Дорис повесила трубку, не дожидаясь ответа. Скорее всего, судьбу посетителя решило название американского университета на его футболке. Финн быстренько набрала в строке поиска имя Яна Стена и убедилась, что «Мейсон — Годвин» уже имел дело с этим голландским живописцем. Небольшая жанровая сцена — селяне, танцующие вокруг майского шеста, — ушла почти за миллион фунтов стерлингов. Ян Стен всегда ценился высоко, даже при жизни.
Через пару минут в дверях ее кабинета показалась высокая фигура. Все было именно так, как описала Дорис: фиолетовая гарвардская футболка, грязноватые «найки», а под мышкой — пакет в коричневой оберточной бумаге, перевязанный простой бечевкой. Кроме кроссовок и футболки на посетителе были не слишком чистые джинсы, сильно потертые на коленях. Определенно не похож на счастливого владельца Яна Стена или иного шедевра.
Дорис не упомянула только о том, что посетитель был чрезвычайно хорош собой. Худое, загорелое лицо, копна светлых, выгоревших на солнце волос и фигура, как у олимпийского чемпиона по плаванию. Очень большие, ярко-синие глаза симпатично щурились за стеклами круглых, как у Гарри Поттера, очков. И посетитель, и пакет были слегка забрызганы дождем. Зонта у него в руках Финн не заметила. Он был, пожалуй, немного старше ее: лет тридцать с небольшим. Финн улыбнулась незнакомцу:
— Я могу вам чем-нибудь помочь?
— У меня тут картина…
Он достал из-под мышки пакет и показал ей. Определенный оксфордский акцент, причем настоящий, а не напыщенная, гнусавая подделка, как у Леди Рон. Пакет при ближайшем рассмотрении оказался продолговатым, примерно двенадцать на шестнадцать дюймов — как раз подходящий размер для Яна Стена.
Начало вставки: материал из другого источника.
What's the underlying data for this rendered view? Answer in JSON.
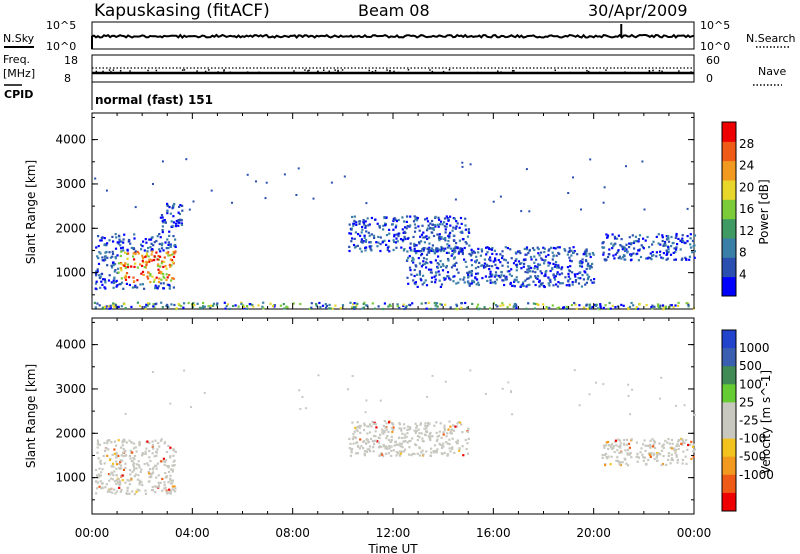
{
  "header": {
    "station": "Kapuskasing (fitACF)",
    "beam": "Beam 08",
    "date": "30/Apr/2009"
  },
  "noise_panel": {
    "left_label": "N.Sky",
    "left_ticks": [
      "10^5",
      "10^0"
    ],
    "right_ticks": [
      "10^5",
      "10^0"
    ],
    "right_label": "N.Search"
  },
  "freq_panel": {
    "left_label_1": "Freq.",
    "left_label_2": "[MHz]",
    "left_ticks": [
      "18",
      "8"
    ],
    "right_ticks": [
      "60",
      "0"
    ],
    "right_label": "Nave"
  },
  "cpid": {
    "label": "CPID",
    "mode": "normal (fast) 151"
  },
  "colors": {
    "power_scale": [
      "#0000ff",
      "#2a4fb0",
      "#3a7fa8",
      "#3f9a64",
      "#7ccc3a",
      "#e8d62a",
      "#f29a1f",
      "#ef5a17",
      "#ee0000"
    ],
    "velocity_scale": [
      "#ee0000",
      "#ef5a17",
      "#f29a1f",
      "#f2c21f",
      "#c8c8c0",
      "#c8c8c0",
      "#66cc33",
      "#3f8a55",
      "#3a5fb0",
      "#2244cc"
    ]
  },
  "chart_data": [
    {
      "type": "heatmap",
      "title": "",
      "xlabel": "Time UT",
      "ylabel": "Slant Range [km]",
      "x_ticks": [
        "00:00",
        "04:00",
        "08:00",
        "12:00",
        "16:00",
        "20:00",
        "00:00"
      ],
      "xlim_hours": [
        0,
        24
      ],
      "y_ticks": [
        1000,
        2000,
        3000,
        4000
      ],
      "ylim": [
        180,
        4600
      ],
      "colorbar": {
        "label": "Power [dB]",
        "ticks": [
          4,
          8,
          12,
          16,
          20,
          24,
          28
        ]
      },
      "scatter_regions": [
        {
          "hours": [
            0.1,
            3.3
          ],
          "range_km": [
            650,
            1900
          ],
          "value_dB": "4-28"
        },
        {
          "hours": [
            2.7,
            3.6
          ],
          "range_km": [
            1900,
            2600
          ],
          "value_dB": "4-8"
        },
        {
          "hours": [
            10.2,
            15.0
          ],
          "range_km": [
            1500,
            2300
          ],
          "value_dB": "4-8"
        },
        {
          "hours": [
            12.5,
            20.0
          ],
          "range_km": [
            700,
            1600
          ],
          "value_dB": "4-8"
        },
        {
          "hours": [
            20.3,
            24.0
          ],
          "range_km": [
            1300,
            1900
          ],
          "value_dB": "4-16"
        },
        {
          "hours": [
            0.0,
            24.0
          ],
          "range_km": [
            200,
            350
          ],
          "value_dB": "4-24"
        }
      ]
    },
    {
      "type": "heatmap",
      "title": "",
      "xlabel": "Time UT",
      "ylabel": "Slant Range [km]",
      "x_ticks": [
        "00:00",
        "04:00",
        "08:00",
        "12:00",
        "16:00",
        "20:00",
        "00:00"
      ],
      "xlim_hours": [
        0,
        24
      ],
      "y_ticks": [
        1000,
        2000,
        3000,
        4000
      ],
      "ylim": [
        180,
        4600
      ],
      "colorbar": {
        "label": "Velocity [m s^-1]",
        "ticks": [
          "1000",
          "500",
          "100",
          "25",
          "-25",
          "-100",
          "-500",
          "-1000"
        ]
      },
      "scatter_regions": [
        {
          "hours": [
            0.1,
            3.3
          ],
          "range_km": [
            650,
            1900
          ],
          "velocity": "-25 to 25, some -500"
        },
        {
          "hours": [
            10.2,
            15.0
          ],
          "range_km": [
            1500,
            2300
          ],
          "velocity": "-25 to 25"
        },
        {
          "hours": [
            20.3,
            24.0
          ],
          "range_km": [
            1300,
            1900
          ],
          "velocity": "-25 to 25"
        }
      ]
    }
  ]
}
Посетитель бережно положил его на стол.
— Садитесь, пожалуйста. — Финн кивнула на единственный свободный стул. — Кстати, меня зовут Финн Райан. — Она еще раз улыбнулась.
— Уильям Пилгрим, — откликнулся посетитель. — Билли. Вы американка.
— Колумбус, штат Огайо.
— «Гуд-бай, Колумбус».
— Филипп Рот.
— Его первая книга.
— Фильм с Али Макгроу и Ричардом Бенджамином. Мама как-то заставила меня посмотреть по телевизору.